Both emotional overwhelm and informational overload are phenomena commonly experienced by patients, and they can present serious challenges to physicians’ doctrine of informed consent. Medical ethicists suggest a categorical rethinking of this doctrine in specific clinical contexts and suggest several ways that physicians can achieve their higher calling—protecting patients—when informed consent is impossible to achieve.

The AMA Code of Medical Ethics provides additional guidance on end-of-life care, such as opinions on “Informed Consent” and “Withholding Information from Patients.” This ethical advice helps physicians present information and answer questions about recommended treatments so patients can make well-considered decisions about care.

Whereas emotional overwhelm can pose hurdles to informed consent, informational overload carries the possibility that patients’ capacity is so compromised by the complexity or volume of information at hand that they cannot attain the understanding necessary for informed decision-making.

Following are highlights from an article in AMA Journal of Ethics® (@JournalofEthics) by bioethicists at the Cleveland Clinic. Citing whole-genome sequencing as the quintessential example of a clinical situation in which informational overload may occur, they outline eight key ways to protect patients when informed consent is impossible to achieve.

“If there are no clear benefits to a genetic test, it should not be offered to patients,” the authors say. There should be a clear indication of why the test is necessary, as well as a clear benefit outweighing the potential harm before the test is done. Likewise, physicians should discourage patients from pursuing tests for reasons that do not meet these criteria.

“Extend the decisional timeframe.” Encourage patients to take adequate time to decide whether to undergo indicated tests. Given the complexity of the information, decisions should not be made within the confines of an ordinary appointment. Rather, patients should take as much time as they need to arrive at good decisions.

“If a test is clinically indicated, consider using an alternate model of decision-making and consent.” One example is “governance of consent”—involving others in the decision-making process. Another is a deliberative-democracy process, such as a community jury, in which patients deliberate with peers facing the same choices, with support from experts.

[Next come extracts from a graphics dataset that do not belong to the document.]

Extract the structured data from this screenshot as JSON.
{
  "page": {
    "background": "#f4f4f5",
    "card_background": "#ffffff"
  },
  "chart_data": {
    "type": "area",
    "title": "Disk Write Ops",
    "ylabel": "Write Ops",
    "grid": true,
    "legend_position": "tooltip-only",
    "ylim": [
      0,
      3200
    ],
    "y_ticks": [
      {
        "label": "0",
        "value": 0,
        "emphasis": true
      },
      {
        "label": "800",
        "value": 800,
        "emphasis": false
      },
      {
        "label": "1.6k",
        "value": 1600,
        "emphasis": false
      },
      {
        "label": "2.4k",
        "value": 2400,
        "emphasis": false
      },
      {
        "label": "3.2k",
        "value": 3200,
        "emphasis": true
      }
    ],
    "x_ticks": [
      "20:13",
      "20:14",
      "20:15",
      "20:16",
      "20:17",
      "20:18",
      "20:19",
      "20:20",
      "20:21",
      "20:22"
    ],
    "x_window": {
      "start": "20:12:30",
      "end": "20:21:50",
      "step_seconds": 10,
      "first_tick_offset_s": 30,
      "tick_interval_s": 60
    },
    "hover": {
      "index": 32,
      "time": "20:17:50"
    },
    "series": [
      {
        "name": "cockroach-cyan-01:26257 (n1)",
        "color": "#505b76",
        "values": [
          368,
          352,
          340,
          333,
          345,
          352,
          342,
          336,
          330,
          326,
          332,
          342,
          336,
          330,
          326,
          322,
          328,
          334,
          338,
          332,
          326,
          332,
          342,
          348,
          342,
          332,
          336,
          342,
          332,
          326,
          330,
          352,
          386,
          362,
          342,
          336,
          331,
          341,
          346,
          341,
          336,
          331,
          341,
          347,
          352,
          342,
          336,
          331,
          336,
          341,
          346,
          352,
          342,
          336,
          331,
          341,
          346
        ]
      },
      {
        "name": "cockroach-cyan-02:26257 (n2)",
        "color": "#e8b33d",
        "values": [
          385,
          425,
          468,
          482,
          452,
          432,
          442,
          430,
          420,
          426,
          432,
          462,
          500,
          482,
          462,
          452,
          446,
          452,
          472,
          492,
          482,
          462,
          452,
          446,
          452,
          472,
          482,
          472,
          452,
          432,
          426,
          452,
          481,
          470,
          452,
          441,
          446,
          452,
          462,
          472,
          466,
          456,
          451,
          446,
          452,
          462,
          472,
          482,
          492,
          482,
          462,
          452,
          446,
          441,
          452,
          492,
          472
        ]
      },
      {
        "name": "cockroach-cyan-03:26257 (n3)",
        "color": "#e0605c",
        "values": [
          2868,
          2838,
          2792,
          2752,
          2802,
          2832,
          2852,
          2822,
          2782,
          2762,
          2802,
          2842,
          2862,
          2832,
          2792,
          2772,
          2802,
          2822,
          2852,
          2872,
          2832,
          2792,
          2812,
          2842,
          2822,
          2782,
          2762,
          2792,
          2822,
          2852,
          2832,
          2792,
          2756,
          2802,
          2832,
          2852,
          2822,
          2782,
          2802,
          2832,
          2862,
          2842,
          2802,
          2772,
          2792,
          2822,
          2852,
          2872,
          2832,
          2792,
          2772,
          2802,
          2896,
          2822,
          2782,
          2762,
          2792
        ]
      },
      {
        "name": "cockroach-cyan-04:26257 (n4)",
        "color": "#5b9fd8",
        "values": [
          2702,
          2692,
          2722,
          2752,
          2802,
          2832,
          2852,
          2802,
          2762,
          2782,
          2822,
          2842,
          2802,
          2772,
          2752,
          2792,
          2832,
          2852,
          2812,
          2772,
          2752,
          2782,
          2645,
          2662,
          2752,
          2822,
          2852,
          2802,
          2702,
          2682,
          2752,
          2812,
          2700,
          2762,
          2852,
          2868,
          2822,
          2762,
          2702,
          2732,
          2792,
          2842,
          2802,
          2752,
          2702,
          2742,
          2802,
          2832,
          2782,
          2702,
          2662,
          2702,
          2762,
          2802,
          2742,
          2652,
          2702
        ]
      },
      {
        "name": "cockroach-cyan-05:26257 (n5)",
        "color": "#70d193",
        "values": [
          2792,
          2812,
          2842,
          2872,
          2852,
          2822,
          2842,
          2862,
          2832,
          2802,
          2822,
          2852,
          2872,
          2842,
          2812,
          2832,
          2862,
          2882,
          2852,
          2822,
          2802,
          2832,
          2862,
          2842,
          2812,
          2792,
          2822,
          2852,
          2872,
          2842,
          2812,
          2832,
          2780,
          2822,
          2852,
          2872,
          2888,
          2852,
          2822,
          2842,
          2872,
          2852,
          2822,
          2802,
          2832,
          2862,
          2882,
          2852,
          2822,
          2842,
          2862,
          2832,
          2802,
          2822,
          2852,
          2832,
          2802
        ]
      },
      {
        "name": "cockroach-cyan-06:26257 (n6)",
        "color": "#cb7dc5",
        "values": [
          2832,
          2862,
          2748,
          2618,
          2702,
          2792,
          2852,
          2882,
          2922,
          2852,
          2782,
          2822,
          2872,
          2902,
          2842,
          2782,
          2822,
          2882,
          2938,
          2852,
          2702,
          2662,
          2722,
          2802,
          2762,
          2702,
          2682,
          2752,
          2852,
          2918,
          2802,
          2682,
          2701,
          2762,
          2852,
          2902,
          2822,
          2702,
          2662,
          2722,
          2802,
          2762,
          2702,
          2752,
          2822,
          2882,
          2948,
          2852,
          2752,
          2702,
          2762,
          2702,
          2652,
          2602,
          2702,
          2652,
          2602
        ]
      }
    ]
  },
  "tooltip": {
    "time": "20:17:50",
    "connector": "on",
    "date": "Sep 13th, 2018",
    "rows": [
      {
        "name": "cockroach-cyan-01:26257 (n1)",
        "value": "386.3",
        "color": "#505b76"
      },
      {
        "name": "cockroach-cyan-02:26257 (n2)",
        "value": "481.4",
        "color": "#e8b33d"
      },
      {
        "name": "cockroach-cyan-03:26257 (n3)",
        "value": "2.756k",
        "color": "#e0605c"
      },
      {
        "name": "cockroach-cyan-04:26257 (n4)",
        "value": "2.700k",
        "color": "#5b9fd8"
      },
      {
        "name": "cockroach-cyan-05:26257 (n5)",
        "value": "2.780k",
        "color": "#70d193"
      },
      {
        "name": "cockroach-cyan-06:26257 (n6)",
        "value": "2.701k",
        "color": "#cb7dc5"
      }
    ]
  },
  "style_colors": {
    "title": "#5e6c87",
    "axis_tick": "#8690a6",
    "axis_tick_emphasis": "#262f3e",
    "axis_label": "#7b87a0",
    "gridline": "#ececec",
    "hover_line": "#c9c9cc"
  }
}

“Encourage relational support from family or friends when complex decisions are at stake.” When patients are confronted with complex information, sharing it with family members or friends can help.

“In clinical situations in which patients may be at risk of overwhelm, consider using a shared decision-making approach instead of a traditional informed-consent approach.” Many experts recommend the use of shared decision-making, which has the goal of making medical decisions that are in keeping with evidence and standards and consistent with a patient’s values.

“Consider sharing information in digestible, progressive chunks, and on a need-to-know basis.” Share only what is necessary for prevention of serious harms, and tailor information in ways that protect patients from being overwhelmed and making potentially harmful choices.

“Because sharing information in chunks risks leaving clinician bias unchecked … work with a support mechanism in place, such as consulting with an ethics committee.” Voice your reasoning to the committee, which will, in turn, help guide decisions on what information to share with the patient and compensate for inherent physician biases. This is an important step when high-stakes medical decisions involve complex information.

“Undergo communications training aimed at developing skills related to facilitating understanding, communicating information and providing support to patients.” This has been shown to improve patient satisfaction and physician empathy, facilitate the formation of meaningful patient-clinician relationships and decrease clinician burnout.